| BEIJING, July 17
BEIJING, July 17 Embattled Chinese gold miner
Zijin ignored orders to repair a breach in a tailings reservoir
last year, according to a stock exchange filing on a toxic
wastewater discharge that polluted a river earlier in July.
Zijin Mining Group (2899.HK)(601899.SS) on Saturday issued
the results of an investigation into the July 3 leak, when the
lining of a tailings reservoir was breached after heavy rains.
Meanwhile, the Xinhua news agency said the company had
plugged a new leak at a different waste reservoir late on
Friday, citing a company statement. About 500 cubic metres of
waste were discharged, it said.
The July 3 discharge of more than 9,000 tonnes of wastewater
killed thousands of fish and polluted the Ting river in Fujian
province, on which 60,000 people depend for drinking water.
Zijin has been ordered to halt operations pending a thorough
check of all its facilities, according to the filing to the
Shanghai Stock Exchange on Saturday, which followed a press
conference by local officials late on Thursday. [ID:nTOE66E03D]
The company had not previously confirmed the order to stop
production, which was reported by a Chinese newspaper on Friday.
The local environmental bureau had ordered Zijin to repair
the reservoir after an earlier breach in September, 2009, but
the order had been ignored, according to the filing.

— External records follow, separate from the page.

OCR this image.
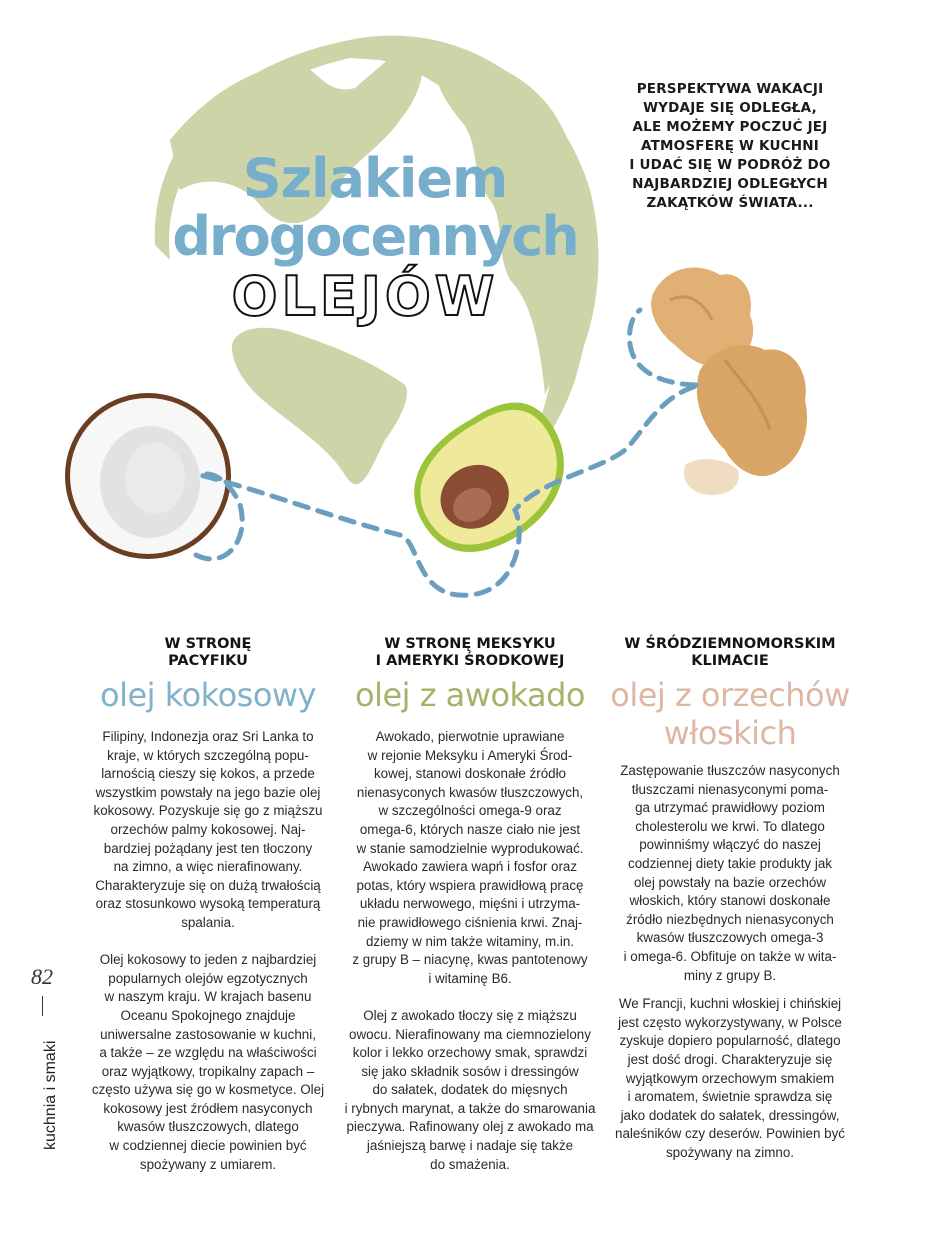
Szlakiem
drogocennych
OLEJÓW
PERSPEKTYWA WAKACJI
WYDAJE SIĘ ODLEGŁA,
ALE MOŻEMY POCZUĆ JEJ
ATMOSFERĘ W KUCHNI
I UDAĆ SIĘ W PODRÓŻ DO
NAJBARDZIEJ ODLEGŁYCH
ZAKĄTKÓW ŚWIATA...
W STRONĘ
PACYFIKU
olej kokosowy
Filipiny, Indonezja oraz Sri Lanka to
kraje, w których szczególną popu-
larnością cieszy się kokos, a przede
wszystkim powstały na jego bazie olej
kokosowy. Pozyskuje się go z miąższu
orzechów palmy kokosowej. Naj-
bardziej pożądany jest ten tłoczony
na zimno, a więc nierafinowany.
Charakteryzuje się on dużą trwałością
oraz stosunkowo wysoką temperaturą
spalania.
Olej kokosowy to jeden z najbardziej
popularnych olejów egzotycznych
w naszym kraju. W krajach basenu
Oceanu Spokojnego znajduje
uniwersalne zastosowanie w kuchni,
a także – ze względu na właściwości
oraz wyjątkowy, tropikalny zapach –
często używa się go w kosmetyce. Olej
kokosowy jest źródłem nasyconych
kwasów tłuszczowych, dlatego
w codziennej diecie powinien być
spożywany z umiarem.
W STRONĘ MEKSYKU
I AMERYKI ŚRODKOWEJ
olej z awokado
Awokado, pierwotnie uprawiane
w rejonie Meksyku i Ameryki Środ-
kowej, stanowi doskonałe źródło
nienasyconych kwasów tłuszczowych,
w szczególności omega-9 oraz
omega-6, których nasze ciało nie jest
w stanie samodzielnie wyprodukować.
Awokado zawiera wapń i fosfor oraz
potas, który wspiera prawidłową pracę
układu nerwowego, mięśni i utrzyma-
nie prawidłowego ciśnienia krwi. Znaj-
dziemy w nim także witaminy, m.in.
z grupy B – niacynę, kwas pantotenowy
i witaminę B6.
Olej z awokado tłoczy się z miąższu
owocu. Nierafinowany ma ciemnozielony
kolor i lekko orzechowy smak, sprawdzi
się jako składnik sosów i dressingów
do sałatek, dodatek do mięsnych
i rybnych marynat, a także do smarowania
pieczywa. Rafinowany olej z awokado ma
jaśniejszą barwę i nadaje się także
do smażenia.
W ŚRÓDZIEMNOMORSKIM
KLIMACIE
olej z orzechów
włoskich
Zastępowanie tłuszczów nasyconych
tłuszczami nienasyconymi poma-
ga utrzymać prawidłowy poziom
cholesterolu we krwi. To dlatego
powinniśmy włączyć do naszej
codziennej diety takie produkty jak
olej powstały na bazie orzechów
włoskich, który stanowi doskonałe
źródło niezbędnych nienasyconych
kwasów tłuszczowych omega-3
i omega-6. Obfituje on także w wita-
miny z grupy B.
We Francji, kuchni włoskiej i chińskiej
jest często wykorzystywany, w Polsce
zyskuje dopiero popularność, dlatego
jest dość drogi. Charakteryzuje się
wyjątkowym orzechowym smakiem
i aromatem, świetnie sprawdza się
jako dodatek do sałatek, dressingów,
naleśników czy deserów. Powinien być
spożywany na zimno.
82
kuchnia i smaki
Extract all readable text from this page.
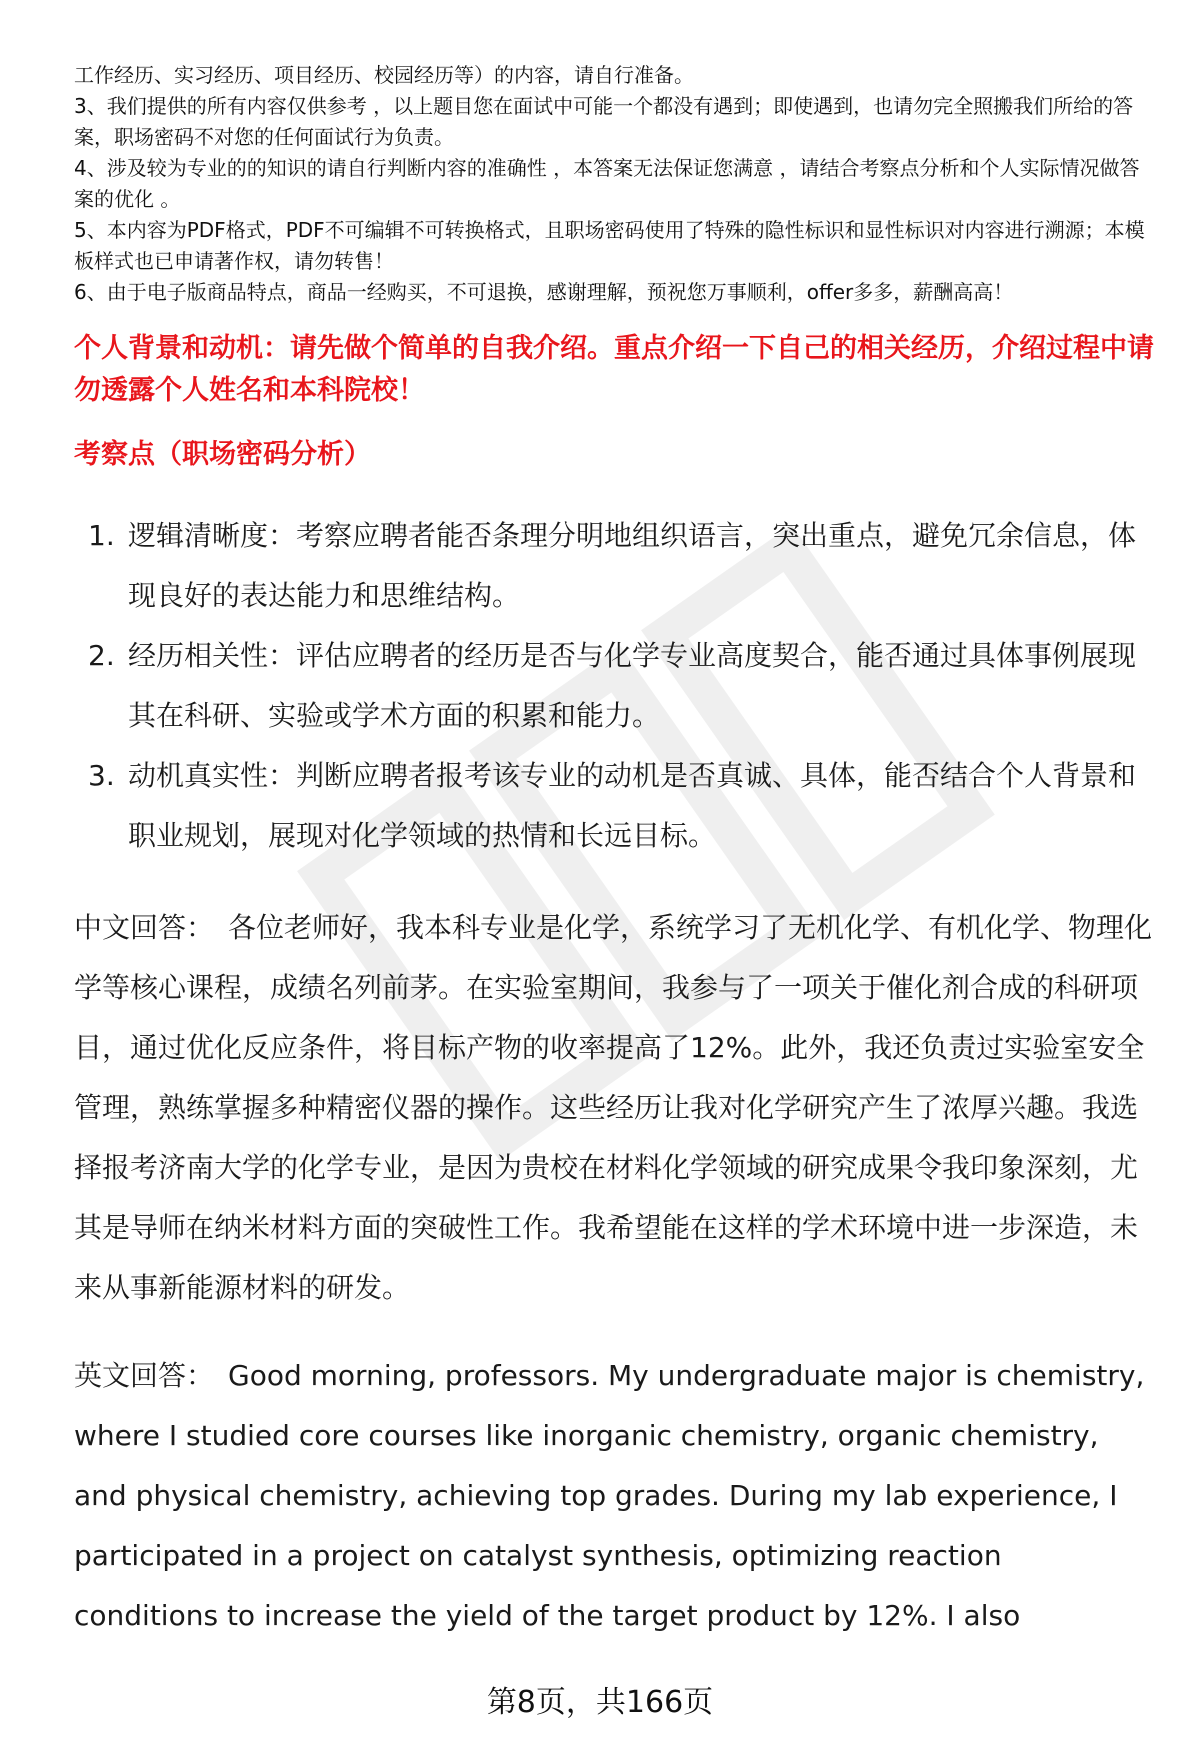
工作经历、实习经历、项目经历、校园经历等）的内容，请自行准备。

3、我们提供的所有内容仅供参考 ，以上题目您在面试中可能一个都没有遇到；即使遇到，也请勿完全照搬我们所给的答案，职场密码不对您的任何面试行为负责。

4、涉及较为专业的的知识的请自行判断内容的准确性 ，本答案无法保证您满意 ，请结合考察点分析和个人实际情况做答案的优化 。

5、本内容为PDF格式，PDF不可编辑不可转换格式，且职场密码使用了特殊的隐性标识和显性标识对内容进行溯源；本模板样式也已申请著作权，请勿转售！

6、由于电子版商品特点，商品一经购买，不可退换，感谢理解，预祝您万事顺利，offer多多，薪酬高高！

个人背景和动机：请先做个简单的自我介绍。重点介绍一下自己的相关经历，介绍过程中请勿透露个人姓名和本科院校！
考察点（职场密码分析）
1. 逻辑清晰度：考察应聘者能否条理分明地组织语言，突出重点，避免冗余信息，体现良好的表达能力和思维结构。
2. 经历相关性：评估应聘者的经历是否与化学专业高度契合，能否通过具体事例展现其在科研、实验或学术方面的积累和能力。
3. 动机真实性：判断应聘者报考该专业的动机是否真诚、具体，能否结合个人背景和职业规划，展现对化学领域的热情和长远目标。

中文回答： 各位老师好，我本科专业是化学，系统学习了无机化学、有机化学、物理化学等核心课程，成绩名列前茅。在实验室期间，我参与了一项关于催化剂合成的科研项目，通过优化反应条件，将目标产物的收率提高了12%。此外，我还负责过实验室安全管理，熟练掌握多种精密仪器的操作。这些经历让我对化学研究产生了浓厚兴趣。我选择报考济南大学的化学专业，是因为贵校在材料化学领域的研究成果令我印象深刻，尤其是导师在纳米材料方面的突破性工作。我希望能在这样的学术环境中进一步深造，未来从事新能源材料的研发。

英文回答： Good morning, professors. My undergraduate major is chemistry, where I studied core courses like inorganic chemistry, organic chemistry, and physical chemistry, achieving top grades. During my lab experience, I participated in a project on catalyst synthesis, optimizing reaction conditions to increase the yield of the target product by 12%. I also

第8页，共166页
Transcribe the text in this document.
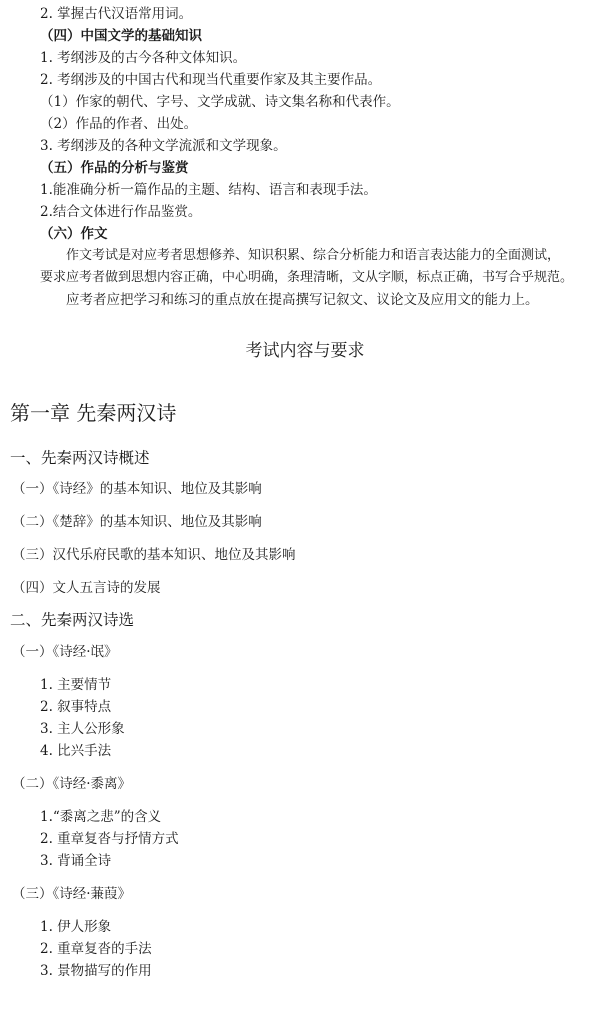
2. 掌握古代汉语常用词。
（四）中国文学的基础知识
1. 考纲涉及的古今各种文体知识。
2. 考纲涉及的中国古代和现当代重要作家及其主要作品。
（1）作家的朝代、字号、文学成就、诗文集名称和代表作。
（2）作品的作者、出处。
3. 考纲涉及的各种文学流派和文学现象。
（五）作品的分析与鉴赏
1.能准确分析一篇作品的主题、结构、语言和表现手法。
2.结合文体进行作品鉴赏。
（六）作文
作文考试是对应考者思想修养、知识积累、综合分析能力和语言表达能力的全面测试，
要求应考者做到思想内容正确，中心明确，条理清晰，文从字顺，标点正确，书写合乎规范。
应考者应把学习和练习的重点放在提高撰写记叙文、议论文及应用文的能力上。
考试内容与要求
第一章 先秦两汉诗
一、先秦两汉诗概述
（一）《诗经》的基本知识、地位及其影响
（二）《楚辞》的基本知识、地位及其影响
（三）汉代乐府民歌的基本知识、地位及其影响
（四）文人五言诗的发展
二、先秦两汉诗选
（一）《诗经·氓》
1. 主要情节
2. 叙事特点
3. 主人公形象
4. 比兴手法
（二）《诗经·黍离》
1.“黍离之悲”的含义
2. 重章复沓与抒情方式
3. 背诵全诗
（三）《诗经·蒹葭》
1. 伊人形象
2. 重章复沓的手法
3. 景物描写的作用
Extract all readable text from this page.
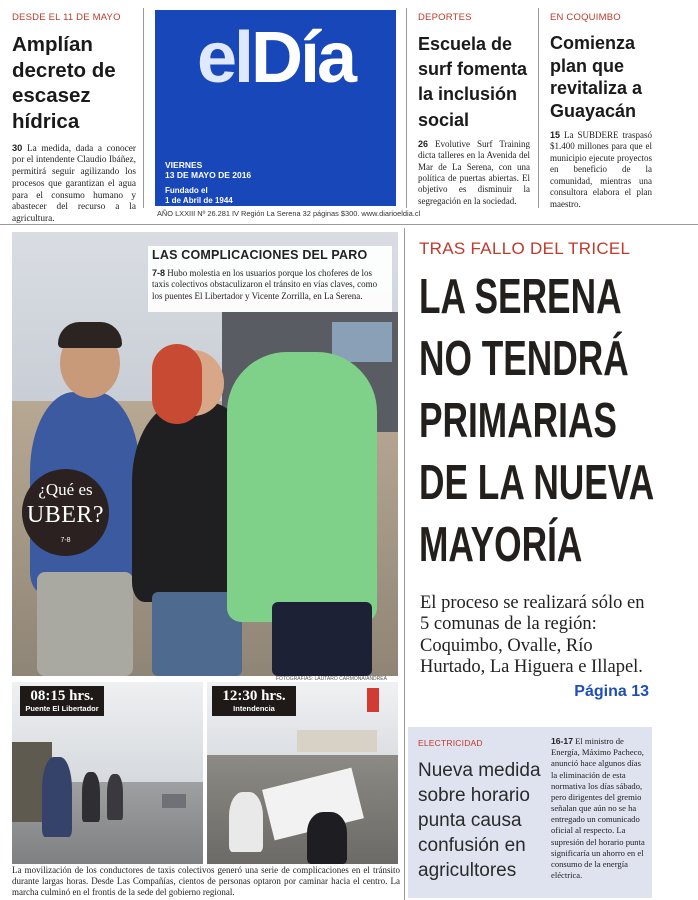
DESDE EL 11 DE MAYO
Amplían decreto de escasez hídrica
30 La medida, dada a conocer por el intendente Claudio Ibáñez, permitirá seguir agilizando los procesos que garantizan el agua para el consumo humano y abastecer del recurso a la agricultura.
elDía
VIERNES
13 DE MAYO DE 2016
Fundado el
1 de Abril de 1944
AÑO LXXIII Nº 26.281 IV Región La Serena 32 páginas $300. www.diarioeldia.cl
DEPORTES
Escuela de surf fomenta la inclusión social
26 Evolutive Surf Training dicta talleres en la Avenida del Mar de La Serena, con una política de puertas abiertas. El objetivo es disminuir la segregación en la sociedad.
EN COQUIMBO
Comienza plan que revitaliza a Guayacán
15 La SUBDERE traspasó $1.400 millones para que el municipio ejecute proyectos en beneficio de la comunidad, mientras una consultora elabora el plan maestro.
FOTOGRAFÍAS: LAUTARO CARMONA/ANDREA
¿Qué es
UBER?
7-8
LAS COMPLICACIONES DEL PARO
7-8 Hubo molestia en los usuarios porque los choferes de los taxis colectivos obstaculizaron el tránsito en vías claves, como los puentes El Libertador y Vicente Zorrilla, en La Serena.
08:15 hrs.
Puente El Libertador
12:30 hrs.
Intendencia
La movilización de los conductores de taxis colectivos generó una serie de complicaciones en el tránsito durante largas horas. Desde Las Compañías, cientos de personas optaron por caminar hacia el centro. La marcha culminó en el frontis de la sede del gobierno regional.
TRAS FALLO DEL TRICEL
LA SERENA
NO TENDRÁ
PRIMARIAS
DE LA NUEVA
MAYORÍA
El proceso se realizará sólo en 5 comunas de la región: Coquimbo, Ovalle, Río Hurtado, La Higuera e Illapel.
Página 13
ELECTRICIDAD
Nueva medida sobre horario punta causa confusión en agricultores
16-17 El ministro de Energía, Máximo Pacheco, anunció hace algunos días la eliminación de esta normativa los días sábado, pero dirigentes del gremio señalan que aún no se ha entregado un comunicado oficial al respecto. La supresión del horario punta significaría un ahorro en el consumo de la energía eléctrica.
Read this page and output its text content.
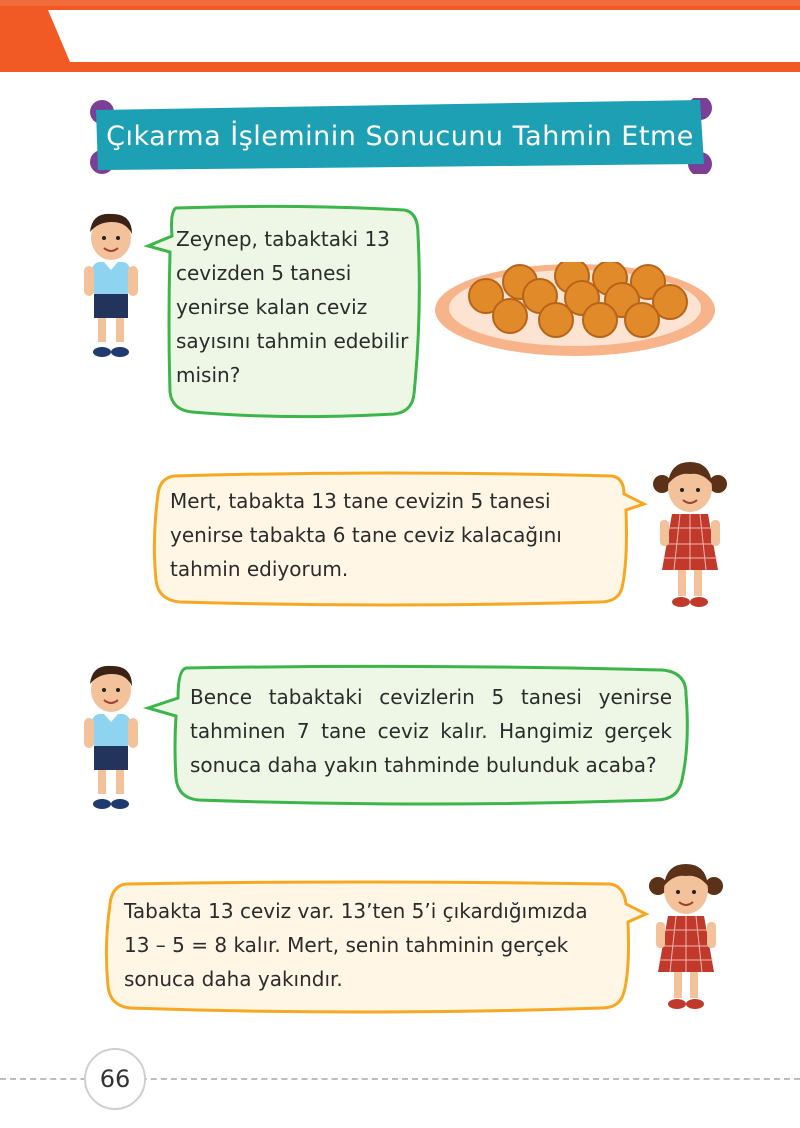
Çıkarma İşleminin Sonucunu Tahmin Etme
Zeynep, tabaktaki 13 cevizden 5 tanesi yenirse kalan ceviz sayısını tahmin edebilir misin?
Mert, tabakta 13 tane cevizin 5 tanesi yenirse tabakta 6 tane ceviz kalacağını tahmin ediyorum.
Bence tabaktaki cevizlerin 5 tanesi yenirse tahminen 7 tane ceviz kalır. Hangimiz gerçek sonuca daha yakın tahminde bulunduk acaba?
Tabakta 13 ceviz var. 13’ten 5’i çıkardığımızda 13 – 5 = 8 kalır. Mert, senin tahminin gerçek sonuca daha yakındır.
66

A damaged pollution monitor downstream from the Zijin mine
prevented authorities from learning about and taking prompt
action after the leak, the report said.
Tailings reservoirs are supposed to be lined so that water
seeping out of waste ore from a mine does not enter the local
water supply. The waste ore may contain heavy metals and toxic
Three government officials were sacked in the scandal
following the lead, including a deputy county head and two
environment officials, the China Daily said on Saturday.
Zijin had enjoyed a reputation as one of China's premier
mining firms, and has mining interests overseas.
But it has run into trouble with tailings dams before. Late
in 2006, a tailings dam breach at Zijin's Shuiyindong mine in
Guizhou province dumped cyanide-laced residue into a stream.
The local environmental bureau ordered an upgrade of
tailings dam linings across the province after that incident,
which forced the Shuiyindong mine to shut for four months.